THE surprise birth of rare wolverine kits at Highlands Wildlife Park has delighted staff.
As well as being the first time in Scotland, this is only the third time this vulnerable species has ever been born and reared in the UK.
Over the weekend, keepers were delighted to spot a pair of kits running and playing close to the Park’s resident female.
They are powerful animals, so it’s not hard to see why Marvel based their Wolverine character on this species with a reputation for ferocity and strength out of proportion to its size.
The kits are already half the size of mum.
There are currently only around 2,300 wolverines left in the wild in Europe and just 130 in captivity.
Vickie Larkin, Carnivore Head Keeper at RZSS Highland Wildlife Park, said: “We were hoping that our female wolverine Tina would give birth this year as we had observed mating last summer.
“More recently, we hadn’t seen Tina out in her enclosure for some time, which is actually a good indicator that she had possibly given birth and was nursing kits in the den.
“Mirroring the process in the wild, it is often best to leave carnivores like wolverines completely alone for a number of weeks with their young after birth has taken place.
“Funnily enough, we were just about to check the dens in Tina’s enclosure, as enough time had passed, when I saw a little kit dart from one den to another.
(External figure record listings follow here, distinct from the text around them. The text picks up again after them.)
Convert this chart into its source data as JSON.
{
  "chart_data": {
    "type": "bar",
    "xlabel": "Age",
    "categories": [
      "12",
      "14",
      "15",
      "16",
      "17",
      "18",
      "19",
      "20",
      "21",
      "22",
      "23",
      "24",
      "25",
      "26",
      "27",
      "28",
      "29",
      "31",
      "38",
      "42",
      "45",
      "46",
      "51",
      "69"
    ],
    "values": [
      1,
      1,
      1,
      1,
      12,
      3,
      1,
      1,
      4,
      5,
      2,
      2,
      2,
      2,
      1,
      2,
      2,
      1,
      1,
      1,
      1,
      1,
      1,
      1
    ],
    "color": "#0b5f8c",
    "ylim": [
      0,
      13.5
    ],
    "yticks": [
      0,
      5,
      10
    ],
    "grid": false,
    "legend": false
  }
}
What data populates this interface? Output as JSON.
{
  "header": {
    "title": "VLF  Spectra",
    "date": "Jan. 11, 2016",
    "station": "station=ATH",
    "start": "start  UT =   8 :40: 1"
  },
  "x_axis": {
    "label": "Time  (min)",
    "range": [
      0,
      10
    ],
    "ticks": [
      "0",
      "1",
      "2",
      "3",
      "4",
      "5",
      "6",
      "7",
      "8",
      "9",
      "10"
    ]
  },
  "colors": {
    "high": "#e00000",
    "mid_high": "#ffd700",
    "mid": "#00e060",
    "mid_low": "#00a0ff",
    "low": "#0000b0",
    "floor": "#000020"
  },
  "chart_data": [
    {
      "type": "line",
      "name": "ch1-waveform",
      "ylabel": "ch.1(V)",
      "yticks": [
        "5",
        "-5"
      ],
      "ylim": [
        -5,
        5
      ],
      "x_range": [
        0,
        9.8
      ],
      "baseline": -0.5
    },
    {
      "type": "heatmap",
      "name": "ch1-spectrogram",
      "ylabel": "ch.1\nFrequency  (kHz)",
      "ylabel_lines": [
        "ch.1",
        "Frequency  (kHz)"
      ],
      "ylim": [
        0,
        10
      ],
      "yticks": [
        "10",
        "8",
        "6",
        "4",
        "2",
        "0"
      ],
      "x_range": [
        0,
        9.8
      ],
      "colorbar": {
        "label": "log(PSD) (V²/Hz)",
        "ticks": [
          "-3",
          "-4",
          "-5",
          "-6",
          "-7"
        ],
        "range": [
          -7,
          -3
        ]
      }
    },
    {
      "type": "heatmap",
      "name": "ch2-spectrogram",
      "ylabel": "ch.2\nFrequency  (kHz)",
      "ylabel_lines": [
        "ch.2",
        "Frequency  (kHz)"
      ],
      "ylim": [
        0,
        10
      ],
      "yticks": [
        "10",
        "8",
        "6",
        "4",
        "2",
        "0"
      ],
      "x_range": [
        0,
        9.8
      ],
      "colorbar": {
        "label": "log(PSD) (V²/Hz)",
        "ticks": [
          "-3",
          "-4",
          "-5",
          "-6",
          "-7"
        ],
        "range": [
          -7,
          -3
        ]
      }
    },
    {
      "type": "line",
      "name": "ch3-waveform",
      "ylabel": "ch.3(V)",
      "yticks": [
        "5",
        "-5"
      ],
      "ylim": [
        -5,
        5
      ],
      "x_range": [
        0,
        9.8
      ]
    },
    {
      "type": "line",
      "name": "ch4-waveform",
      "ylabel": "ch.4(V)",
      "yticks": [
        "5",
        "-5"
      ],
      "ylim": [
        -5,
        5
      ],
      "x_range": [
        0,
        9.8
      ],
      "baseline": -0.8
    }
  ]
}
“We estimate that the twin kits were born around the 7 February and are now almost two months old.”
Wolverine kits are born blind and covered in white fur, but the twins now have a coat coloration similar to their mother’s.
Douglas Richardson, Head of Living Collections at RZSS Highland Wildlife Park, said: “The Park is only the second zoological collection in the UK to breed and rear wolverines, and they do present some husbandry issues which makes any litter reared a relatively unusual event.
“The European population of wolverines is listed as Vulnerable on the IUCN Red List, so the birth of these two kits will help to bolster the managed population within the overarching breeding programme for this increasingly threatened species.
“Tina, their mother, is fiercely protective of the new kits and they never stray far from her. The kits have not yet been sexed, but as soon as they are keepers will start to think of names for the two youngsters.
“The kits have spent the first two months tucked safely away in the den with their mother, but now that they are a little bit older they have just started to make an appearance outside.
“Whilst they can only be spotted sporadically popping out of their den, as they start getting comfortable with their new environment they will become more visible over the coming weeks and months.”
She added: “Wolverine are the largest member of the Mustelidae family, which includes weasels, stoats, badgers and otters.
“They are tough and powerful animals and are normally found in the Arctic and subarctic areas of Europe, Asia and North America.
“Wolverines are scarce throughout most of their European range due to over-hunting and diminishing prey populations, which brings them into conflict with humans as they are forced to feed upon domestic livestock. The Swedish and Finnish populations are currently the most secure.”